La pericolosa frattura tra ordine e giurisdizione nella partecipazione delle donne alla autorità ecclesiale
Riprendo con qualche precisazione un testo di tre anni fa, che la recente nomina a Prefetto di Simona Brambilla rende assai attuale e urgente. Sembra che di fronte alla pandemia, e di fronte alle donne, si possa solo arretrare su posizioni arretrate, anche dimenticando ciò che di buono si è iniziato a pensare e a fare a partire dal Concilio Vaticano II.
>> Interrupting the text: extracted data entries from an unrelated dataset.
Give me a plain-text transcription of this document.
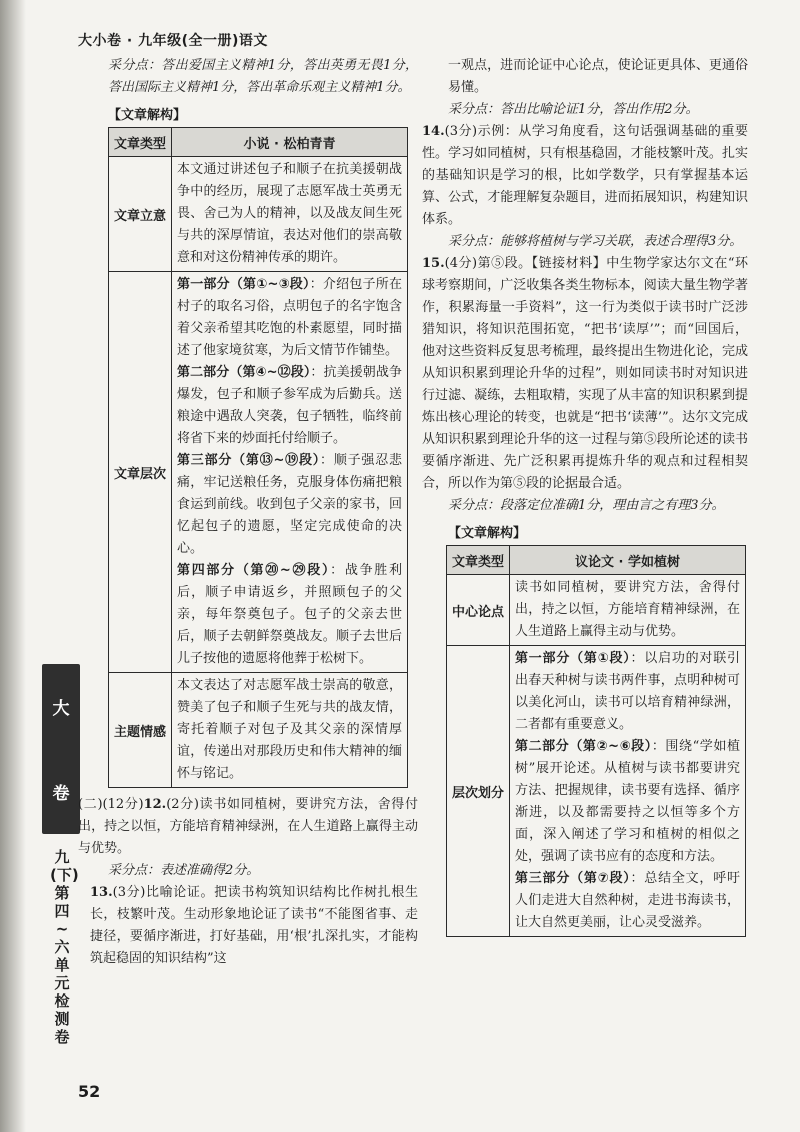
大小卷 · 九年级(全一册)语文
大
卷
九(下) 第四~六单元检测卷

采分点：答出爱国主义精神1分，答出英勇无畏1分，答出国际主义精神1分，答出革命乐观主义精神1分。

【文章解构】
文章类型	小说 · 松柏青青
文章立意	本文通过讲述包子和顺子在抗美援朝战争中的经历，展现了志愿军战士英勇无畏、舍己为人的精神，以及战友间生死与共的深厚情谊，表达对他们的崇高敬意和对这份精神传承的期许。
文章层次	第一部分（第①~③段）：介绍包子所在村子的取名习俗，点明包子的名字饱含着父亲希望其吃饱的朴素愿望，同时描述了他家境贫寒，为后文情节作铺垫。
第二部分（第④~⑫段）：抗美援朝战争爆发，包子和顺子参军成为后勤兵。送粮途中遇敌人突袭，包子牺牲，临终前将省下来的炒面托付给顺子。
第三部分（第⑬~⑲段）：顺子强忍悲痛，牢记送粮任务，克服身体伤痛把粮食运到前线。收到包子父亲的家书，回忆起包子的遗愿，坚定完成使命的决心。
第四部分（第⑳~㉙段）：战争胜利后，顺子申请返乡，并照顾包子的父亲，每年祭奠包子。包子的父亲去世后，顺子去朝鲜祭奠战友。顺子去世后儿子按他的遗愿将他葬于松树下。

主题情感	本文表达了对志愿军战士崇高的敬意，赞美了包子和顺子生死与共的战友情，寄托着顺子对包子及其父亲的深情厚谊，传递出对那段历史和伟大精神的缅怀与铭记。

(二)(12分)12.(2分)读书如同植树，要讲究方法，舍得付出，持之以恒，方能培育精神绿洲，在人生道路上赢得主动与优势。

采分点：表述准确得2分。

13.(3分)比喻论证。把读书构筑知识结构比作树扎根生长，枝繁叶茂。生动形象地论证了读书“不能图省事、走捷径，要循序渐进，打好基础，用‘根’扎深扎实，才能构筑起稳固的知识结构”这

一观点，进而论证中心论点，使论证更具体、更通俗易懂。

采分点：答出比喻论证1分，答出作用2分。

14.(3分)示例：从学习角度看，这句话强调基础的重要性。学习如同植树，只有根基稳固，才能枝繁叶茂。扎实的基础知识是学习的根，比如学数学，只有掌握基本运算、公式，才能理解复杂题目，进而拓展知识，构建知识体系。

采分点：能够将植树与学习关联，表述合理得3分。

15.(4分)第⑤段。【链接材料】中生物学家达尔文在“环球考察期间，广泛收集各类生物标本，阅读大量生物学著作，积累海量一手资料”，这一行为类似于读书时广泛涉猎知识，将知识范围拓宽，“把书‘读厚’”；而“回国后，他对这些资料反复思考梳理，最终提出生物进化论，完成从知识积累到理论升华的过程”，则如同读书时对知识进行过滤、凝练，去粗取精，实现了从丰富的知识积累到提炼出核心理论的转变，也就是“把书‘读薄’”。达尔文完成从知识积累到理论升华的这一过程与第⑤段所论述的读书要循序渐进、先广泛积累再提炼升华的观点和过程相契合，所以作为第⑤段的论据最合适。

采分点：段落定位准确1分，理由言之有理3分。

【文章解构】
文章类型	议论文 · 学如植树
中心论点	读书如同植树，要讲究方法，舍得付出，持之以恒，方能培育精神绿洲，在人生道路上赢得主动与优势。
层次划分	第一部分（第①段）：以启功的对联引出春天种树与读书两件事，点明种树可以美化河山，读书可以培育精神绿洲，二者都有重要意义。
第二部分（第②~⑥段）：围绕“学如植树”展开论述。从植树与读书都要讲究方法、把握规律，读书要有选择、循序渐进，以及都需要持之以恒等多个方面，深入阐述了学习和植树的相似之处，强调了读书应有的态度和方法。
第三部分（第⑦段）：总结全文，呼吁人们走进大自然种树，走进书海读书，让大自然更美丽，让心灵受滋养。
52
Dopo aver letto con grande interesse ciò che U. Del Giudice e P. Consorti hanno scritto tempo fa sui loro blog (i cui contributi si possono leggere qui e qui), propongo un piccolo percorso storico sul ministero episcopale. Rifletterò sul piano sistematico e sul piano storico, a partire da due eventi, il primo legato alla pandemia, mentre il secondo è recentissimo.
Vorrei sollevare subito una questione che appare decisiva per la nostra breve indagine: ci siamo chiesti perché, con poche luminose eccezioni, i Vescovi nel biennio “pandemico” 2020-2021, spesso abbiano parlato come “notai”, come “avvocati”, citando quasi solo codici, norme, leggi? Perché mai, di fronte al dramma di una condizione tanto precaria e difficile, hanno citato quasi solo “normative”, “disposizioni” e “decreti”? D’altra parte, è anche evidente che per permettere a una donna di “partecipare al governo della Chiesa” sembra imporsi, di nuovo, una riduzione della autorità alla potestas iurisdictionis, senza alcun riferimento obbligato alla dimensione della ordinazione.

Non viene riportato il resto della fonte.